Brigar por linguagem não vale a pena, é desperdício de energia. O importante são os conceitos, os movimentos essenciais. A linguagem deve ser aquela que mais comunica, que mais ressoa nas pessoas e que amplia o movimento.
Psicologia integral
Entendi que a questão fundamental não era mais – nem para mim, nem para o mundo atual – focar, colocar toda a energia em criar muros de separação de identidade. Esse movimento é importante num certo momento evolutivo. Depois, a direção precisa mudar. Nada de guetos. E “sim” a grupos, sistemas abertos, em constantes trocas vitalizantes entre si.

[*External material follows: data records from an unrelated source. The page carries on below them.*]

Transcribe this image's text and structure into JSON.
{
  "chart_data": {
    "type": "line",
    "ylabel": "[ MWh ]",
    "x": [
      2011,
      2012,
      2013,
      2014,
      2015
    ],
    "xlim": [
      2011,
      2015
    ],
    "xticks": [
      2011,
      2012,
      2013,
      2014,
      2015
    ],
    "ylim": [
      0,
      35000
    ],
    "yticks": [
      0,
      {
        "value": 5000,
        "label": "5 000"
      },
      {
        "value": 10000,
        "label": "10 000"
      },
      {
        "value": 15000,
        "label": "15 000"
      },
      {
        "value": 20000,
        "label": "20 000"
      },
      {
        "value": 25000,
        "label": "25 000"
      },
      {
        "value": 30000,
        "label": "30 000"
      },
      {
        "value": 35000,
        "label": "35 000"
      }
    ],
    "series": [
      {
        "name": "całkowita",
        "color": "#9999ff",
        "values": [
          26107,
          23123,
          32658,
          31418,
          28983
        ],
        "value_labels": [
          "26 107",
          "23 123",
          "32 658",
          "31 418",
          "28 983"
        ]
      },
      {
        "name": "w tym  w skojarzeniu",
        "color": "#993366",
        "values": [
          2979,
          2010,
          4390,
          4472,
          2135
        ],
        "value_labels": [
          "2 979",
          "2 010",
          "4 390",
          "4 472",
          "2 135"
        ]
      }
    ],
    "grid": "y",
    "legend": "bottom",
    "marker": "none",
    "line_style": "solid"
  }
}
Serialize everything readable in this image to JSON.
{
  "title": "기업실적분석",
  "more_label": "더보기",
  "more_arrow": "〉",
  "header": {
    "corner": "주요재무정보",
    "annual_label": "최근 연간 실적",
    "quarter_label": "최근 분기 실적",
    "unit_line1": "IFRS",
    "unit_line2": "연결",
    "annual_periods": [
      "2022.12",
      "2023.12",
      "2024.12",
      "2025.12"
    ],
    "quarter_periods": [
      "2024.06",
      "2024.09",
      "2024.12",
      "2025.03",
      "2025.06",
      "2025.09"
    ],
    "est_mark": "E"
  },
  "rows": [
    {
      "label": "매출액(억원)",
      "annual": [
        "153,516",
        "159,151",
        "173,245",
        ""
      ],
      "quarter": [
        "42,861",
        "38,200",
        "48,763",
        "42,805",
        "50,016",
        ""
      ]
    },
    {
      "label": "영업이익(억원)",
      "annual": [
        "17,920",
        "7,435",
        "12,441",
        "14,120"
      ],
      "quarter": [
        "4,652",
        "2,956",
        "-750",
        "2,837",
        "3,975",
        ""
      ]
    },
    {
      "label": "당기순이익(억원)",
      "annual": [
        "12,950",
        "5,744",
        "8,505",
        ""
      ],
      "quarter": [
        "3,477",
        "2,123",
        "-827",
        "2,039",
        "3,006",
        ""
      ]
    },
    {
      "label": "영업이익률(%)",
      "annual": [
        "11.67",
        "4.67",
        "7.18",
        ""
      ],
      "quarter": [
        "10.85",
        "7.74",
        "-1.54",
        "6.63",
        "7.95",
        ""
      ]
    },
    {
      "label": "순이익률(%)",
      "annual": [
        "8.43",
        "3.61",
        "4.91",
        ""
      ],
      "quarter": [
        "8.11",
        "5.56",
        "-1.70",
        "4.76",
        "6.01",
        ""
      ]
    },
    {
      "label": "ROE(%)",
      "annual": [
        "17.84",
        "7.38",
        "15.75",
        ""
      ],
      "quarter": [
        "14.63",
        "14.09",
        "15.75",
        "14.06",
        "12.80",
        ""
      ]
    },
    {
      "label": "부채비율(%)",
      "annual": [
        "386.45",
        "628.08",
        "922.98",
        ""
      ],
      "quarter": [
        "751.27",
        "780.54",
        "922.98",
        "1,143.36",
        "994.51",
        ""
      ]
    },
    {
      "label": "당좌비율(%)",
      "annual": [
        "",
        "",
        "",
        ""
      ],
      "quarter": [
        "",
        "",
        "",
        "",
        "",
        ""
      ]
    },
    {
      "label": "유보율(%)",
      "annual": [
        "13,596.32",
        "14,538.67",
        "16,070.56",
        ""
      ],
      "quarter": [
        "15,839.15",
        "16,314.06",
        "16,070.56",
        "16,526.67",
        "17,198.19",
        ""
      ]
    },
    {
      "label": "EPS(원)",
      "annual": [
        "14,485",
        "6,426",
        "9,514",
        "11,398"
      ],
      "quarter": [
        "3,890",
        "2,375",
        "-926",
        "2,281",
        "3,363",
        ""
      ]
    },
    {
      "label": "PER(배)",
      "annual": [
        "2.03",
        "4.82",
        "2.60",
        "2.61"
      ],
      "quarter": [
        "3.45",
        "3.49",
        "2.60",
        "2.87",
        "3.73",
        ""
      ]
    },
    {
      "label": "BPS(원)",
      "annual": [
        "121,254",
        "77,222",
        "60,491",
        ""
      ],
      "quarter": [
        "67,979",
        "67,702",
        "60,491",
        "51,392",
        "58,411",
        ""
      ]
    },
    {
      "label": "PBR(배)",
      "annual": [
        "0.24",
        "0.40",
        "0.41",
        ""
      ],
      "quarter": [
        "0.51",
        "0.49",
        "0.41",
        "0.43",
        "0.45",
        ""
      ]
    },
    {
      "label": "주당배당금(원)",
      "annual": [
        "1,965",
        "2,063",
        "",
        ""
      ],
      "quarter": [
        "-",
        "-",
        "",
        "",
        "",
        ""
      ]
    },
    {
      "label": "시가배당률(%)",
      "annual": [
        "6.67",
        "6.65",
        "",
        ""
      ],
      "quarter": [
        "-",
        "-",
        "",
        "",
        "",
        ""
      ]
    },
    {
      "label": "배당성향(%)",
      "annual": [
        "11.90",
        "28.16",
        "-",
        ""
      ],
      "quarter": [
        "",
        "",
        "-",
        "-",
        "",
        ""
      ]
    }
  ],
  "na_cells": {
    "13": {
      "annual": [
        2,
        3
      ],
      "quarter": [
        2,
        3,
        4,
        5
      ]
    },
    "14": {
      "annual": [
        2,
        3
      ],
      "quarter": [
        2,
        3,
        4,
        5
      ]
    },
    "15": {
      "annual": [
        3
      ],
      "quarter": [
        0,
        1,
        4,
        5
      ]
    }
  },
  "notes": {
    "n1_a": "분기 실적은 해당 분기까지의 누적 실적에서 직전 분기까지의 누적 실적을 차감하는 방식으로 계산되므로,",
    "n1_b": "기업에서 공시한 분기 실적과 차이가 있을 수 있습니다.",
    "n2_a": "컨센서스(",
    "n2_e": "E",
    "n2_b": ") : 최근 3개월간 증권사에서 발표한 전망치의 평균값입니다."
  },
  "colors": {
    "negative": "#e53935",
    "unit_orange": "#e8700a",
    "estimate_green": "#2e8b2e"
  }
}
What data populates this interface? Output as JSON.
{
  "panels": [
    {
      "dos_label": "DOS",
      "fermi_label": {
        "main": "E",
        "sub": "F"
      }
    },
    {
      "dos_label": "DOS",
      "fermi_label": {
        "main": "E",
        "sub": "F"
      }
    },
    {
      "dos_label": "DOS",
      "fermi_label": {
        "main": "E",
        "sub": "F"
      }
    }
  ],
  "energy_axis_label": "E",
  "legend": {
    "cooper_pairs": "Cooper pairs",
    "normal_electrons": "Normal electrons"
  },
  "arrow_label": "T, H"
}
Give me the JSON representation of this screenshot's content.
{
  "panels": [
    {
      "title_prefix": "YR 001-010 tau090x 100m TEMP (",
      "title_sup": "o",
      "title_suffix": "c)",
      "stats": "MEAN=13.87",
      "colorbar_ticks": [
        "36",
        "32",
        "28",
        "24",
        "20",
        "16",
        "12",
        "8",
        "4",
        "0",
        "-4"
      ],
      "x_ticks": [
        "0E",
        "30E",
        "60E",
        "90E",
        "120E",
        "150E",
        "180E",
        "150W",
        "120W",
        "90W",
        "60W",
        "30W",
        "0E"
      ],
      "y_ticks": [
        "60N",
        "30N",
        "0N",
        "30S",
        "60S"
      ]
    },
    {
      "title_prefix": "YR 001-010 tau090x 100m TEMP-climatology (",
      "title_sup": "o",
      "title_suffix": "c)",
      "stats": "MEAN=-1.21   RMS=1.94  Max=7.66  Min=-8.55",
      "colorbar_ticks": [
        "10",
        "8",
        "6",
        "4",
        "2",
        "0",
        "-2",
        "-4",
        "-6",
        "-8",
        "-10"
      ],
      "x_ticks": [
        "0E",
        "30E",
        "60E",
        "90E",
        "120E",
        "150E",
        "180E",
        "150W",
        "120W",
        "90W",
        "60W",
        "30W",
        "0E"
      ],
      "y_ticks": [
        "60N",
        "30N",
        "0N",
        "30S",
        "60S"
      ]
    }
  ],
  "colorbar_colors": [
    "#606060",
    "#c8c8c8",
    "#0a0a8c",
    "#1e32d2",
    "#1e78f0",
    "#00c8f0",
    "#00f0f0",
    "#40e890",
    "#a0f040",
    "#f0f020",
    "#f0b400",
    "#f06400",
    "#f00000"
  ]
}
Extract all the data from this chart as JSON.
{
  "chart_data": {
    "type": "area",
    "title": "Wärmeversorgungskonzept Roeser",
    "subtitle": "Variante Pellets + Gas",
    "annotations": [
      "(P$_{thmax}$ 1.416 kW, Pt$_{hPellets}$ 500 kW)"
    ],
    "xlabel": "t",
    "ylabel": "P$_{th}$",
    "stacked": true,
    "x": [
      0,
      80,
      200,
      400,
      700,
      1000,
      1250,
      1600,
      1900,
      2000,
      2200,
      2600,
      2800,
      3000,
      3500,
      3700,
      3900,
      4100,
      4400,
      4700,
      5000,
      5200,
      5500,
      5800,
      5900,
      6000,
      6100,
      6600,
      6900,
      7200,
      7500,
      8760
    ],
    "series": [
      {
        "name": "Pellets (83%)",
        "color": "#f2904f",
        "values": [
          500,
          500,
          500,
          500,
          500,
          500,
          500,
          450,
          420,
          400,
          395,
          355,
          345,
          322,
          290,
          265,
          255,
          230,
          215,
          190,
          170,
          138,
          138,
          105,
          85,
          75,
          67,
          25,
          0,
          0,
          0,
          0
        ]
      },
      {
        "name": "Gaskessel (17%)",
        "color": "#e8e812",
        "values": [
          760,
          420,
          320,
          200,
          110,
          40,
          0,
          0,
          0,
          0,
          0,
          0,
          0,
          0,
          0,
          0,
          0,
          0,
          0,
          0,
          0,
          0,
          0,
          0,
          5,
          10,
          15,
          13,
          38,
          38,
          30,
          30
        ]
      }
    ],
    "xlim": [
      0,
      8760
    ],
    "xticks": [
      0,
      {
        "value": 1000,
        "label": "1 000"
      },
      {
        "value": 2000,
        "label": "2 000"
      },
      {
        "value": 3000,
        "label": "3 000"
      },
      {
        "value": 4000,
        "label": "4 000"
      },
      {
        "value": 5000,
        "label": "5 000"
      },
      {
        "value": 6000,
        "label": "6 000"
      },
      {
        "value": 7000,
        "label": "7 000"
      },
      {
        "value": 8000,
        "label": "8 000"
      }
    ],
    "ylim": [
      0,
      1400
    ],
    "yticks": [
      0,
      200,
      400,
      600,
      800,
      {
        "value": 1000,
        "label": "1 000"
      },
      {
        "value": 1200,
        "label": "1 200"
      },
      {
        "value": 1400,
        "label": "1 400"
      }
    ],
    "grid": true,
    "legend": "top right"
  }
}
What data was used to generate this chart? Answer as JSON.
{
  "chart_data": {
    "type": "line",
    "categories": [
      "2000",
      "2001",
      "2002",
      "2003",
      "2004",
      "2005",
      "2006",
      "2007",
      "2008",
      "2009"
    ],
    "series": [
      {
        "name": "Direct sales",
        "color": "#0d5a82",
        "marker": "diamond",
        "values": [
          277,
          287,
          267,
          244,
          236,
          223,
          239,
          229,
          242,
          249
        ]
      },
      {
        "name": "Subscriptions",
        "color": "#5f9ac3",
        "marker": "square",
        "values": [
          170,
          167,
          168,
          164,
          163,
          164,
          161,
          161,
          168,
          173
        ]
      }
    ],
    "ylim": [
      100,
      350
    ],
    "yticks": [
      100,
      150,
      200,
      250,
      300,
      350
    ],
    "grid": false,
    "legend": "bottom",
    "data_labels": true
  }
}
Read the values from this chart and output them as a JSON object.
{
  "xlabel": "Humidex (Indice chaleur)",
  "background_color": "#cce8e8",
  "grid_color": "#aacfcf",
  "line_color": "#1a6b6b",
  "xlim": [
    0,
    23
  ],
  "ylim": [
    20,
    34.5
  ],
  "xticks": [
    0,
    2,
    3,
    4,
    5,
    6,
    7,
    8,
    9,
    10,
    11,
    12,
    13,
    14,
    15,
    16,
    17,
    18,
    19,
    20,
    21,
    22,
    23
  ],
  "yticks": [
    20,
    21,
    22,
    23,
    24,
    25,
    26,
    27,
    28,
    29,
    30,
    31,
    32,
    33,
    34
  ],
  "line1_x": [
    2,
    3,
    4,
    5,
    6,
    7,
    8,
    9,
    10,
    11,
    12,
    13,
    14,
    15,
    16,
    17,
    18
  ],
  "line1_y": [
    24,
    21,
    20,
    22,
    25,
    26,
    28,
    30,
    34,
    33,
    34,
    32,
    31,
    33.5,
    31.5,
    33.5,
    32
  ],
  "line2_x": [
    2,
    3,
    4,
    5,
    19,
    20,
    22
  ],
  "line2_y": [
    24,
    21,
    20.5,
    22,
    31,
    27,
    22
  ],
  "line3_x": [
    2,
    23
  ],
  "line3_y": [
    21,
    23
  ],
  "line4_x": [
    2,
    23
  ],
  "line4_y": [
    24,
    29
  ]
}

Um sistema vivo, um grupo vivo, tem, sim, uma membrana que delimita seu território, sua identidade. Mas essa membrana deve ser flexível, permeável, permitindo uma entrada e saída seletivas mas fluentes de informações entre o sistema e o campo que o circunda. Se não, o sistema fica isolado, sem trocas, e começa a perder vitalidade.
Os vários campos de conhecimentos são aspectos da verdade, da sabedoria. Cada um ilumina uma parte do ser. Poder considerar todos os aspectos, incluí-los, de forma organizada e complexa, é enriquecedor.
Dentro desse enfoque entram todas as dimensões do conhecimento, numa tentativa de não excluir nenhuma dimensão humana. E aqui entra a dimensão espiritual do ser humano.
Penso que a psicologia integral não deve descartá-la. Deve incluí-la e colocá-la em seu devido lugar. Que lugar é este? Esta é uma outra história, que fica para uma outra vez. -como dizia meu pai, mineiro curvelano e bom contador de histórias.